Previously, the NSS wing of the college has been involved in visiting orphanages, old-age homes but the ‘Talk to a Granny’ initiative is the first of its kind and volunteers are eager to take part in the programme.
Need for such initiatives
“I’m a very outgoing lady and I love to be with people. But my son and grandchildren do not find time to spend with me though I live just a street away. My brother, who is also a senior citizen, has a schedule of his own which does not always include me, because I happen to be engaged in household chores. When I find time in the evening, I go for a walk but after hearing my neighbour’s chain-snatching experience, I am wary of that too. In my younger days, I used to be surrounded by people but that is not the case now. I require a companion to talk to and now that I have my granddaughter Jeyasundari, who has adopted me, things are looking bright again” says Sabita, the happiness evident in her face.
For a student like Jeyasundari adopting a granny brings back the memories she shared with her late grandmother and she is more than happy to be a part of the program. “I lost my paternal grandparents when I was a child, which was compensated by my maternal grandparents who also passed away recently. Since I live in a hostel, having a granny like Sabita aunty is really a boon and I feel as if I am talking to my own granny.”

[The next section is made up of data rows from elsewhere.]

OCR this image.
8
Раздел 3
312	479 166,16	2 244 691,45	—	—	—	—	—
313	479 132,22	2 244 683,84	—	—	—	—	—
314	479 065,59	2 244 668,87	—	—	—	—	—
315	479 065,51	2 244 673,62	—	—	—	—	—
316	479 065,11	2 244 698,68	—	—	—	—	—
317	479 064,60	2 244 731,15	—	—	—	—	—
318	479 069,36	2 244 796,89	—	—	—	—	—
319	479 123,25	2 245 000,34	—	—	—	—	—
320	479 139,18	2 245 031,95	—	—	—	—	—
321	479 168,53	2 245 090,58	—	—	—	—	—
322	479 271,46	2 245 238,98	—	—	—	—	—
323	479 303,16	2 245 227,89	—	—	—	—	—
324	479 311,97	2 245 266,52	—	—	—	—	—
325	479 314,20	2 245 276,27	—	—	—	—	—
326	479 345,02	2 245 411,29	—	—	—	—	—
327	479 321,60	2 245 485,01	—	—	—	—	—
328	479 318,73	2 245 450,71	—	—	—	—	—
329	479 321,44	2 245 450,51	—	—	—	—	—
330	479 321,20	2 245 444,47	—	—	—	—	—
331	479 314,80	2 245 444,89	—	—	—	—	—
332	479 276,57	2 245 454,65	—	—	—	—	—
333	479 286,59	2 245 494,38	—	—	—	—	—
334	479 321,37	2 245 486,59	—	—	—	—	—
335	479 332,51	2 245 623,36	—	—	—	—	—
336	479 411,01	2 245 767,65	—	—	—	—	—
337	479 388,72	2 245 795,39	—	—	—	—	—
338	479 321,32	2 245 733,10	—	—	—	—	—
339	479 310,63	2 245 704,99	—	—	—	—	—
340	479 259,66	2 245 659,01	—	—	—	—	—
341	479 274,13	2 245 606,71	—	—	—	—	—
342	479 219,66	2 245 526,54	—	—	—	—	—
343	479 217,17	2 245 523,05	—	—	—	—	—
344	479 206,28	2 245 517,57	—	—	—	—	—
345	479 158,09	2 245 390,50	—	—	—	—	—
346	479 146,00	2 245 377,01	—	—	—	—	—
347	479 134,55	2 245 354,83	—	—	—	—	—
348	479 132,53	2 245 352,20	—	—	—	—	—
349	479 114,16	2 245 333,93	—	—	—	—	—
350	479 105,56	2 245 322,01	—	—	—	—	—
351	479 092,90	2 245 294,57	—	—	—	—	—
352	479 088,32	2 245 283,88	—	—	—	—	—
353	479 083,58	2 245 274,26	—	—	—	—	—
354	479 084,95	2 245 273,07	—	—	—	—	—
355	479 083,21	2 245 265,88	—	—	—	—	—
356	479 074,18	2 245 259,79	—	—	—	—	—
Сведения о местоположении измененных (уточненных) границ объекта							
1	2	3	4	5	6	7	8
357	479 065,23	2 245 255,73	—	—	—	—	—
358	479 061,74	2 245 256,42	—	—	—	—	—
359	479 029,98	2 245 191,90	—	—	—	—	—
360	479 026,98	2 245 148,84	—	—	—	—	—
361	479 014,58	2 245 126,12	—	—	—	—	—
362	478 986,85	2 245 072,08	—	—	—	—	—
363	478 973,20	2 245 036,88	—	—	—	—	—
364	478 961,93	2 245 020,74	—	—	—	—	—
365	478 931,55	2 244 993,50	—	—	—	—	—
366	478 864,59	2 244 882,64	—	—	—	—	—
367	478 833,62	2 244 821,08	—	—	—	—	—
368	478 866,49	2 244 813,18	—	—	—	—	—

However, despite this and other initiatives for senior citizens, many elderly individuals themselves feel that they should learn to be emotionally independent too. Gopal, a resident of Selaiyur says, “Times have changed, we cannot rely on people to drive away our old-age loneliness. I spend my time painting, photographing, writing jokes and gardening; yet I feel 24 hours is just not enough! I have been alone for more than three decades. I feel such programmes, while helpful, cannot bring a permanent solution; being independent is the solution.”